Marshall Mennenga, a tax and financial adviser at Mennenga Tax & Financial Service in Madison, said he is prepared to help his clients understand it all.
"Previously you would fill out a W-4 and it would all be based on your income and the number of exemptions that you claim on your tax return. Exemptions are gone. They've eliminated the value of the exemptions on the tax return starting in 2018," said Mennenga.
He said employees will have to take a more active roll by calculating how much they will need to save this year. He recommends comparing your federal income taxes withheld on a pay stub from this month to one in February with the new withholdings.

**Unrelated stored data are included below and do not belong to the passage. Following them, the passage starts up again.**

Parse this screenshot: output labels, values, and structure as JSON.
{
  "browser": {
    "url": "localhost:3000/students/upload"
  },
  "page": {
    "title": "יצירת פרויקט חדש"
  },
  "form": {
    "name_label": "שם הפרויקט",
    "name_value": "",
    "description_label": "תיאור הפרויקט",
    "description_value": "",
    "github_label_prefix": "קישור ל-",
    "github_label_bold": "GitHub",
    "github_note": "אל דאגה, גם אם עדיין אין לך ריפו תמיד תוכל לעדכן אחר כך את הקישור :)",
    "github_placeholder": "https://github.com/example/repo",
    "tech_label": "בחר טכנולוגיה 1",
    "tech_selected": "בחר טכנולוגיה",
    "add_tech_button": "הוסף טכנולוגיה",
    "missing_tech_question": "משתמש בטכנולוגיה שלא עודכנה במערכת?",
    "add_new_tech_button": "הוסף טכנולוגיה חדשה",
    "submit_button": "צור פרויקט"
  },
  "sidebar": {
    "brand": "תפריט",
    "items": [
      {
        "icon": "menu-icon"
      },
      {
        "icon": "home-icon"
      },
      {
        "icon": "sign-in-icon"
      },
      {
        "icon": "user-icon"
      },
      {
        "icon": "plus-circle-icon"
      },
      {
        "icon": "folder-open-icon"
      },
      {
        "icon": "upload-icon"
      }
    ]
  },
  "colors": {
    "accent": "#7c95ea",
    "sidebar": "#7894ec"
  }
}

"Calculate your projected total tax for the year, divide it by the number of pay periods you have to make sure you're having enough withheld," Mannenga said.
He said this tax season, security is a big worry.
Following the Equifax breach in 2017, where the personal information of more than 145 million Americans was stolen, picking your tax preparer this season is especially important.
The Better Business Bureau released the following tips for choosing a reliable tax preparer:
1. Check the preparer's qualifications
2. Check the preparer's history
3. Ask about service fees
4. Ask to e-file
5. Make sure the preparer is available
6. Provide records and receipts
7. Never sign a blank return
8. Review before signing
9. Ensure the preparer signs and includes their ID number 10. Report abusive tax preparers
Mennenga recommends taxpayers always meet their preparer face to face.
"Go to someone that's reputable, that's been in business for awhile and that you can trust. And someone that's open year-round that you can go back to with problems," he said.
He also warns of phone scammers who are calling to tell people they owe money to the Internal Revenue Service. He said the IRS will never call you. Do not send money to anyone who claims to be with the IRS who contacts you by phone.